В отличие от предыдущих постановок Шолом-Алейхема «Тевье» был решен реалистически, но по традиции ГОСЕТа строился на музыкальных лейтмотивах, которые органически вплетались в драматическую ткань спектакля.

Основным лейтмотивом «Тевье» была песенка «Мир задает извечный вопрос».

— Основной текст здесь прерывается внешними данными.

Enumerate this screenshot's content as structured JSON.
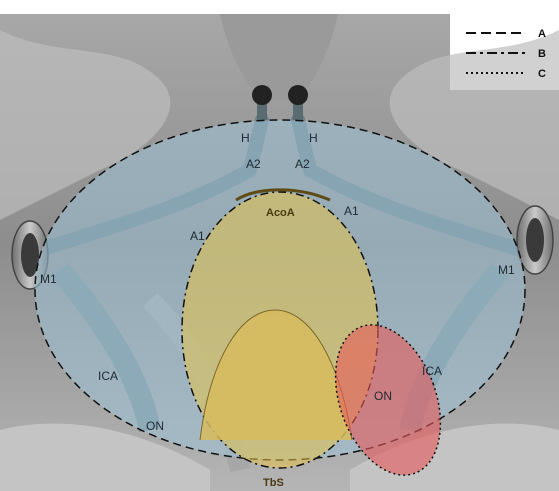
{
  "legend": {
    "items": [
      {
        "key": "A",
        "style": "dashed"
      },
      {
        "key": "B",
        "style": "dash-dot"
      },
      {
        "key": "C",
        "style": "dotted"
      }
    ]
  },
  "labels": {
    "h_left": "H",
    "h_right": "H",
    "a2_left": "A2",
    "a2_right": "A2",
    "acoa": "AcoA",
    "a1_left": "A1",
    "a1_right": "A1",
    "m1_left": "M1",
    "m1_right": "M1",
    "ica_left": "ICA",
    "ica_right": "ICA",
    "on_left": "ON",
    "on_right": "ON",
    "tbs": "TbS"
  },
  "colors": {
    "region_a": "#9cc3d6",
    "region_b": "#e6c24a",
    "region_c": "#e85a5a",
    "background_gray": "#8f8f8f"
  }
}
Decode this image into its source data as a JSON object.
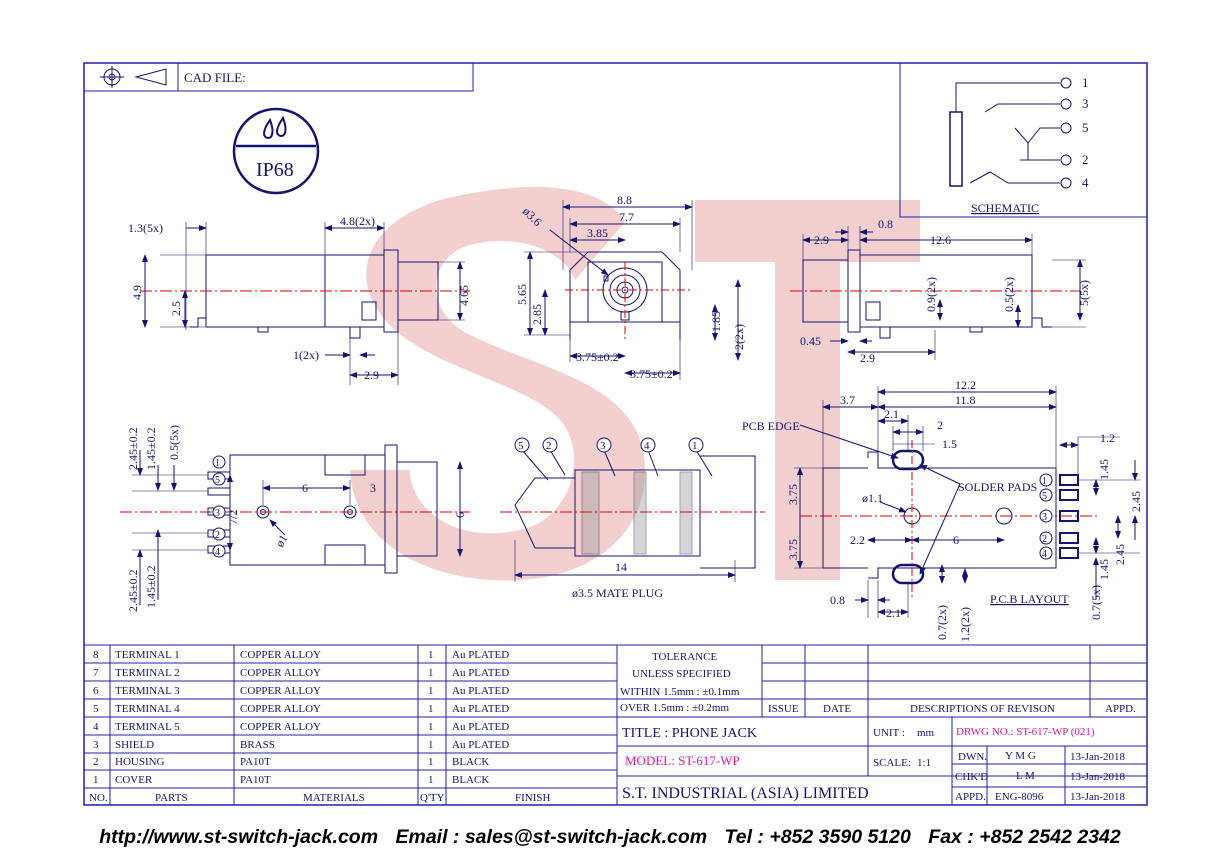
{
  "header": {
    "cad_file_label": "CAD FILE:"
  },
  "badge": {
    "rating": "IP68"
  },
  "watermark": {
    "text": "ST",
    "color": "#e8a0a0"
  },
  "schematic": {
    "title": "SCHEMATIC",
    "pins": [
      "1",
      "3",
      "5",
      "2",
      "4"
    ]
  },
  "dims": {
    "d1_3_5x": "1.3(5x)",
    "d4_8_2x": "4.8(2x)",
    "d4_9": "4.9",
    "d2_5": "2.5",
    "d4_65": "4.65",
    "d1_2x": "1(2x)",
    "d2_9a": "2.9",
    "d8_8": "8.8",
    "d7_7": "7.7",
    "d3_85": "3.85",
    "dia3_6": "ø3.6",
    "d5_65": "5.65",
    "d2_85": "2.85",
    "d1_85": "1.85",
    "d2_2x": "2(2x)",
    "d3_75a": "3.75±0.2",
    "d3_75b": "3.75±0.2",
    "d2_9b": "2.9",
    "d0_8a": "0.8",
    "d12_6": "12.6",
    "d0_9_2x": "0.9(2x)",
    "d0_5_2x": "0.5(2x)",
    "d5_5x": "5(5x)",
    "d0_45": "0.45",
    "d2_9c": "2.9",
    "d2_45a": "2.45±0.2",
    "d1_45a": "1.45±0.2",
    "d0_5_5x": "0.5(5x)",
    "d2_45b": "2.45±0.2",
    "d1_45b": "1.45±0.2",
    "d7_2": "7/2",
    "d6a": "6",
    "d3": "3",
    "dia1a": "ø1",
    "d6b": "6",
    "d14": "14",
    "mate_plug": "ø3.5 MATE PLUG",
    "d12_2": "12.2",
    "d3_7": "3.7",
    "d11_8": "11.8",
    "d2_1a": "2.1",
    "d2": "2",
    "d1_5": "1.5",
    "pcb_edge": "PCB EDGE",
    "solder_pads": "SOLDER PADS",
    "d1_2": "1.2",
    "d1_45c": "1.45",
    "d2_45c": "2.45",
    "d2_45d": "2.45",
    "d1_45d": "1.45",
    "d3_75c": "3.75",
    "d3_75d": "3.75",
    "dia1_1": "ø1.1",
    "d2_2": "2.2",
    "d6c": "6",
    "d0_8b": "0.8",
    "d2_1b": "2.1",
    "d0_7_2x": "0.7(2x)",
    "d1_2_2x": "1.2(2x)",
    "d0_7_5x": "0.7(5x)",
    "pcb_layout": "P.C.B LAYOUT"
  },
  "plug_labels": [
    "5",
    "2",
    "3",
    "4",
    "1"
  ],
  "side_labels": [
    "1",
    "5",
    "3",
    "2",
    "4"
  ],
  "bom": {
    "headers": {
      "no": "NO.",
      "parts": "PARTS",
      "materials": "MATERIALS",
      "qty": "Q'TY",
      "finish": "FINISH"
    },
    "rows": [
      {
        "no": "8",
        "part": "TERMINAL 1",
        "material": "COPPER ALLOY",
        "qty": "1",
        "finish": "Au PLATED"
      },
      {
        "no": "7",
        "part": "TERMINAL 2",
        "material": "COPPER ALLOY",
        "qty": "1",
        "finish": "Au PLATED"
      },
      {
        "no": "6",
        "part": "TERMINAL 3",
        "material": "COPPER ALLOY",
        "qty": "1",
        "finish": "Au PLATED"
      },
      {
        "no": "5",
        "part": "TERMINAL 4",
        "material": "COPPER ALLOY",
        "qty": "1",
        "finish": "Au PLATED"
      },
      {
        "no": "4",
        "part": "TERMINAL 5",
        "material": "COPPER ALLOY",
        "qty": "1",
        "finish": "Au PLATED"
      },
      {
        "no": "3",
        "part": "SHIELD",
        "material": "BRASS",
        "qty": "1",
        "finish": "Au PLATED"
      },
      {
        "no": "2",
        "part": "HOUSING",
        "material": "PA10T",
        "qty": "1",
        "finish": "BLACK"
      },
      {
        "no": "1",
        "part": "COVER",
        "material": "PA10T",
        "qty": "1",
        "finish": "BLACK"
      }
    ]
  },
  "tolerance": {
    "title": "TOLERANCE",
    "subtitle": "UNLESS   SPECIFIED",
    "within": "WITHIN  1.5mm : ±0.1mm",
    "over": "OVER    1.5mm : ±0.2mm"
  },
  "revision": {
    "issue": "ISSUE",
    "date": "DATE",
    "desc": "DESCRIPTIONS  OF  REVISON",
    "appd": "APPD."
  },
  "title_block": {
    "title": "TITLE : PHONE JACK",
    "unit_label": "UNIT :",
    "unit_value": "mm",
    "drwg_no": "DRWG NO.: ST-617-WP (021)",
    "model": "MODEL: ST-617-WP",
    "scale_label": "SCALE:",
    "scale_value": "1:1",
    "company": "S.T.  INDUSTRIAL  (ASIA)  LIMITED",
    "dwn_label": "DWN.",
    "dwn_value": "Y M G",
    "dwn_date": "13-Jan-2018",
    "chkd_label": "CHK'D",
    "chkd_value": "L M",
    "chkd_date": "13-Jan-2018",
    "appd_label": "APPD.",
    "appd_value": "ENG-8096",
    "appd_date": "13-Jan-2018",
    "pink": "#e0179c"
  },
  "footer": {
    "url": "http://www.st-switch-jack.com",
    "email": "Email : sales@st-switch-jack.com",
    "tel": "Tel : +852 3590 5120",
    "fax": "Fax : +852 2542 2342"
  }
}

Однако, несмотря на требования тех лет — спектакль был поставлен в 1938 году, — ни постановкой, ни игрой отец не давал ответа на этот вопрос. В последнем эпизоде Тевье изгоняют из насиженного гнезда, и он, бережно захватив табуретку, уцелевшую от его дома, уходит под мелодию той же песни. Сцена заливается ярким светом. Несмотря на кажущуюся оптимистичность, финал оставлял глубоко трагическое впечатление.

 

- 121 -

Тевье-молочник, как я уже говорила, последняя роль, которую отцу удалось сыграть. Он мечтал показать «Ричарда Третьего» Шекспира — роль была почти готова. Он ставил пьесу Бергельсона «Давид Реубени», где должен был играть главную роль... Но судьба решила иначе...

Один из театральных критиков того времени Павел Новицкий считал, что образ Тевье — самое значительное, что создал Михоэлс. «...И таким гордым, мужественным, пытливым, сохранившим в страдании внутреннюю свободу и человеческое достоинство, изображает Тевье Михоэлс! — пишет Новицкий. — В этом образе он сознательно, в результате всех своих творческих и философских исканий, поставил грандиозную проблему народа, захотел изобразить великодушие, талантливость, сердечную глубину, насмешливый, скептический и патетический ум, страстный темперамент, чуткость, неисчерпаемую жизнеспособность и воинствующий оптимизм еврейского народа. Таким показал Тевье-молочника Михоэлс, он сыграл народ, сыграл мужество и бессмертие народа».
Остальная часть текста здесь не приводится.